STREAMS Programming Guide

Choosing a Perimeter Type

Table 12–1 summarizes examples of when to use an inner perimeter, or both an inner and outer perimeter for a STREAMS module.

Table 12–1 Choosing a Perimeter Type

Module Description 

Perimeter Type 

A module where the put procedure reads as well as modifies module global data. Use a per-module inner perimeter on the single-threaded module.

inner 

A module where all the module private data associated with a queue (or a read/write pair of queues) can be configured to be single-threaded. Use an inner perimeter for each corresponding queue (or queue pair) . 

inner 

A module where most of the module private data is associated with a queue (or a queue pair); but has some module global data that is mostly read. Use an inner perimeter for the queue (or queue pair) plus an outer perimeter for global data. Use qwriter to protect the sections where it modifies the module's global data (see qwriter).

inner and outer 

A module that requires higher concurrency for certain message types while not requiring message ordering. Use an inner perimeter for shared access to the put procedures. Use an outer perimeter for put procedures that require exclusive access. Use qwriter when messages are handled in the put procedures that require exclusive access (see qwriter).

inner and outer 

A hardware driver can use an appropriate set of inner and outer perimeters to restrict the concurrency in the open, close, put, and service procedures. With explicit synchronization primitives (mutex, condition variables, readers/writer, semaphore), these drivers restrict the concurrency when accessing the hardware registers in interrupt handlers. When designing such drivers, you need to be aware of the issues listed in MT SAFE Modules Using Explicit Locks.

inner and outer 

Several flags specify the inner and outer perimeters (see Table 12–2 and Table 12–3).

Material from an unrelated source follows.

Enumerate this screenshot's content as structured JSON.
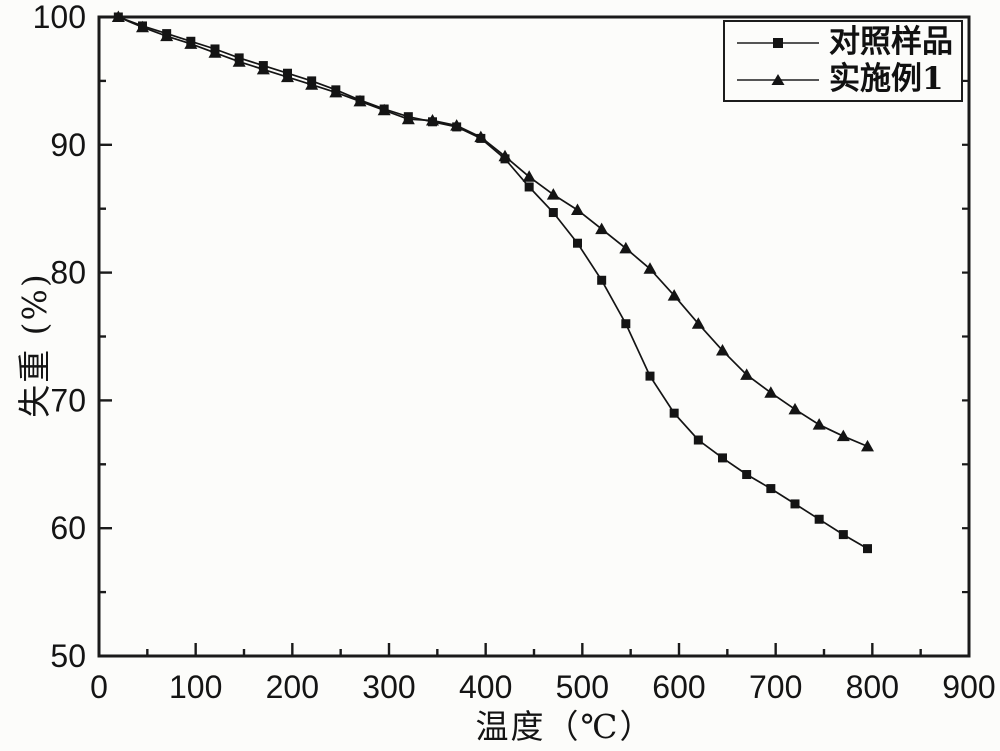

These flags fall into three categories:

You configure the inner perimeter by choosing one of the mutually exclusive flags shown in Table 12–2.

Table 12–2 Inner Perimeter Flags

Flag 

Description 

D_MTPERMOD

The module has an inner perimeter that encloses all the module's queues 

D_MTAPAIR

The module has an inner perimeter around each read/write pair of queues 

D_MTPERQ

The module has an inner perimeter around each queue 

none 

The module has no inner perimeter 

Configure the outer perimeter using the flag shown in Table 12–3.

Table 12–3 Outer Perimeter Flag

Flag 

Description 

D_MTOUTEPERIM

In addition to an inner perimeter (or none), the module has an outer perimeter that encloses all the module's queues. This can be combined with all the inner perimeter options except D_MTPERMOD.

By default all synchronous entry points enter the inner perimeter exclusively and enter the outer perimeter shared. To modify this behavior use the flags shown in Table 12–4.

Table 12–4 Modify Exclusive/Shared Access Flags

Flag 

Description 

D_MTOCEXCL

open/close entry points are synchronous.

D_MTPUTSHARED

put/putnext entry points are asynchronous

_D_MTOCSHARED

open/close entry points are asynchronous (experimental)

_D_MTCBSHARED

callbacks (via qtimeout, qbufcall) are asynchronous (experimental)

_D_MTSVCSHARED

service procedures are asynchronous (experimental)


Caution – Caution –

Hardening Information. Concurrency flags designated with a preceding underbar “_” are experimental, and their behavior might change in the future and should not be relied upon.